Males who identify as women are today seeking access to women’s sororities, sports, rape crisis centers and prisons in alarming numbers. Ordinary Americans are shocked by this assault on women’s spaces but feel powerless to do anything about it. 

We aren’t. And we can start by eliminating the word “gender” from our vocabulary.

Contrary to today’s conventional wisdom, the words “sex” and “gender” are not synonyms. You may be invited to a “gender reveal party” for a pregnant friend or relative, but it is the unborn baby’s sex that you will discover at this party. 

“Sex,” of course, refers to either of the two categories of individuals (male or female) that occur in many species for distinct reproductive purposes. (To be sure, a tiny percentage of humans are born with chromosomal or genital abnormalities. But they are not a third sex. They are the exception that proves the rule.) 

Sex is an immutable trait that is biologically determined. And it cannot be changed by altering one’s appearance, having surgery or taking cross-sex hormones. Sex is stamped in every cell of a baby’s body. 

The word “gender” is borrowed from grammar. In some languages, such as Spanish, words can be either masculine (“el barco”/the boat) or feminine (“la casa”/ the house). 

As Supreme Court Justice Antonin Scalia once noted, “gender is to sex as feminine is to female and masculine to male.” Feminists of the 1970s used this concept of “gender” to refer to cultural norms regarding men’s and women’s appearance, interests and lifestyle. 

“Gender,” therefore, is shorthand for “sex roles.” Yet, somehow, in an effort to avoid saying “sex” (which can refer not only to physiology but also to intercourse), our neo-Victorian culture has adopted the word “gender” as a shorthand for the categories of male and female.

For many years, I played along. “Gender” simply sounded less crass. But in saying “gender” when I meant biological sex, I (and others my age) inadvertently opened the door to the Left’s claims that sex is culturally determined, that the categories of male and female are arbitrary constructs, and that children as young as preschool can choose whether they are male, female or something else entirely.

This incorrect use of “gender” has, perhaps ironically, led to a resurgence of regressive sex stereotypes. 

The notion that a girl who enjoys playing with boys, likes sports, and experiences common pubescent discomfort with her body is actually a boy reflects sexist stereotypes about women’s options and women’s bodies. 

Likewise, the idea that a boy who enjoys playing dress-up and painting his nails is a girl disregards normal developmental play and embraces antiquated and often homophobic notions of masculinity. 

In this way, gender ideology limits the freedom of both children and adults to live in a world free of assumptions and bias.

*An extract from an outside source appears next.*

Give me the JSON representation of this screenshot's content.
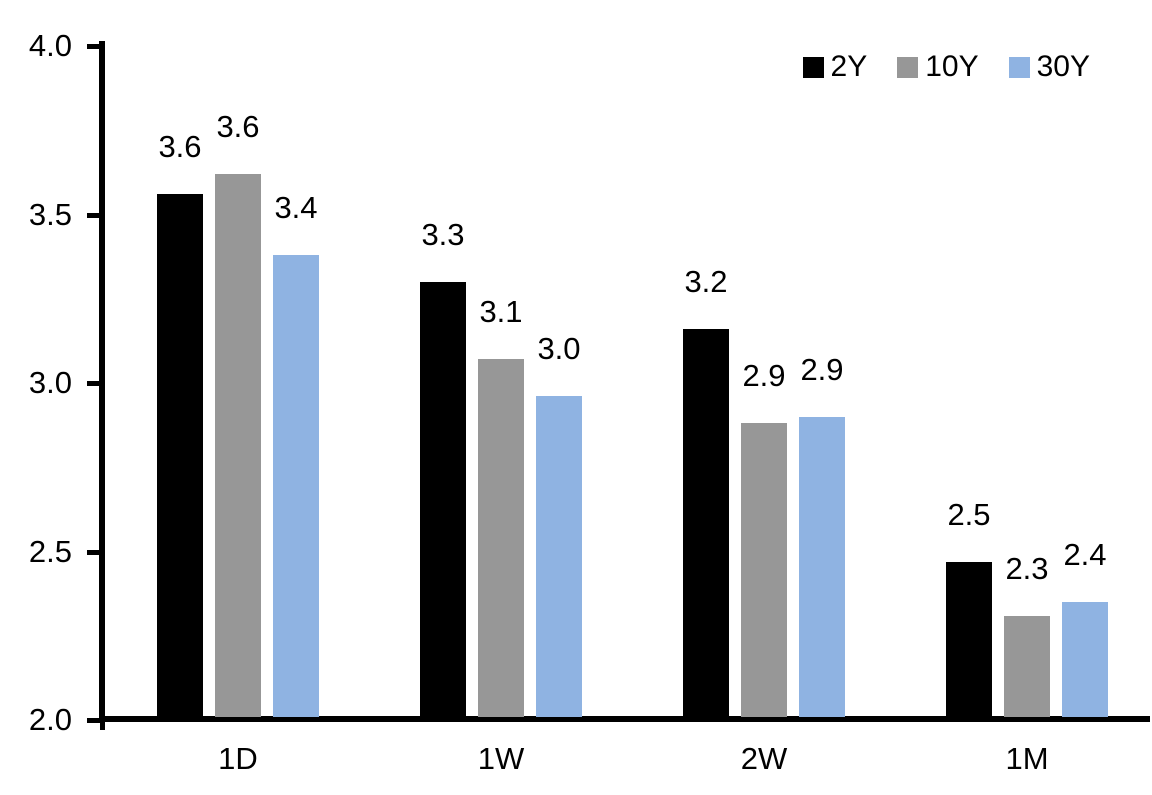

It also erodes fundamental civil rights protections. Significantly, both Title VII, which outlaws employment discrimination, and Title IX, which prohibits discrimination in education, use the word “sex,” not “gender.” Both statutes are premised on the notion that it is unfair to treat similarly situated people differently on the basis of an immutable characteristic. 

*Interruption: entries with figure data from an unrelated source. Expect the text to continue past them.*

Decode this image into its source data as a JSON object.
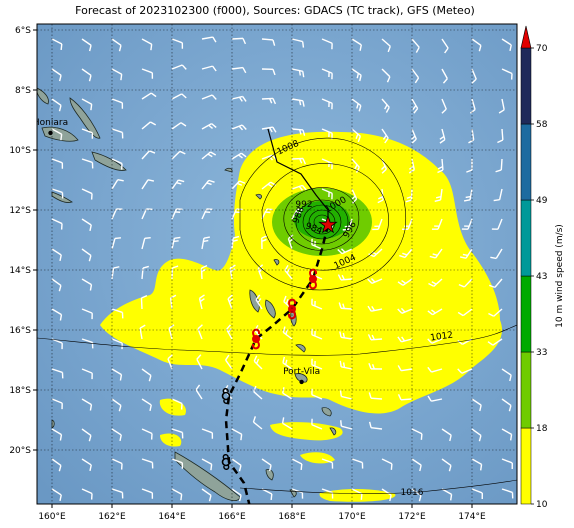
{
  "title": "Forecast of 2023102300 (f000), Sources: GDACS (TC track), GFS (Meteo)",
  "lon_ticks": [
    "160°E",
    "162°E",
    "164°E",
    "166°E",
    "168°E",
    "170°E",
    "172°E",
    "174°E"
  ],
  "lat_ticks": [
    "6°S",
    "8°S",
    "10°S",
    "12°S",
    "14°S",
    "16°S",
    "18°S",
    "20°S"
  ],
  "cities": [
    {
      "name": "Honiara",
      "lon": 159.95,
      "lat": -9.43
    },
    {
      "name": "Port-Vila",
      "lon": 168.32,
      "lat": -17.73
    }
  ],
  "isobar_labels": [
    {
      "text": "1008",
      "lon": 167.9,
      "lat": -10.0,
      "rot": -25
    },
    {
      "text": "1000",
      "lon": 169.5,
      "lat": -11.9,
      "rot": -30
    },
    {
      "text": "996",
      "lon": 170.0,
      "lat": -12.7,
      "rot": -60
    },
    {
      "text": "992",
      "lon": 168.4,
      "lat": -11.9,
      "rot": 0
    },
    {
      "text": "988",
      "lon": 168.3,
      "lat": -12.2,
      "rot": -70
    },
    {
      "text": "984",
      "lon": 168.7,
      "lat": -12.7,
      "rot": 20
    },
    {
      "text": "1004",
      "lon": 169.8,
      "lat": -13.8,
      "rot": -25
    },
    {
      "text": "1012",
      "lon": 173.0,
      "lat": -16.3,
      "rot": -8
    },
    {
      "text": "1016",
      "lon": 172.0,
      "lat": -21.5,
      "rot": 0
    }
  ],
  "colorbar": {
    "label": "10 m wind speed (m/s)",
    "ticks": [
      "10",
      "18",
      "33",
      "43",
      "49",
      "58",
      "70"
    ],
    "colors": [
      "#ffff00",
      "#6fcc00",
      "#00aa00",
      "#009999",
      "#1d6ba0",
      "#1f2a5a"
    ]
  },
  "track": {
    "past": [
      [
        167.2,
        -9.3
      ],
      [
        167.5,
        -10.4
      ],
      [
        168.3,
        -10.8
      ],
      [
        168.8,
        -11.5
      ],
      [
        169.2,
        -12.0
      ],
      [
        169.2,
        -12.5
      ]
    ],
    "forecast": [
      [
        169.2,
        -12.5
      ],
      [
        169.0,
        -13.3
      ],
      [
        168.7,
        -14.3
      ],
      [
        168.0,
        -15.3
      ],
      [
        167.3,
        -15.9
      ],
      [
        166.8,
        -16.3
      ],
      [
        166.3,
        -17.4
      ],
      [
        165.9,
        -18.2
      ],
      [
        165.8,
        -19.0
      ],
      [
        165.9,
        -20.4
      ],
      [
        166.4,
        -21.1
      ],
      [
        166.6,
        -21.9
      ]
    ],
    "storm_positions": [
      [
        169.2,
        -12.5
      ],
      [
        168.7,
        -14.3
      ],
      [
        168.0,
        -15.3
      ],
      [
        166.8,
        -16.3
      ]
    ],
    "low_positions": [
      [
        165.8,
        -18.2
      ],
      [
        165.8,
        -20.4
      ]
    ]
  }
}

But while both race and sex are immutable, men and women aren’t similarly situated with respect to biology. So, while employers or schools can’t provide indoor bathrooms for males while providing only outhouses for women, they can require males and females to use separate indoor facilities of similar quality. 

Not for long, if woke progressives have their way. 

Capitalizing on our collective squeamishness over the word “sex,” these radicals have convinced federal bureaucrats (and even some courts) to interpret our foundational sex discrimination laws as requiring employers and schools to allow anyone who identifies as a woman to access women’s spaces. 

What can we do to stop this? We can make sure that we define sex in law consistent with biology. But we can also do our part by resisting the urge to say “gender” in daily conversation and calling out others, even conservatives like former Vice President Mike Pence, who continue to say “gender” when referring to physiology.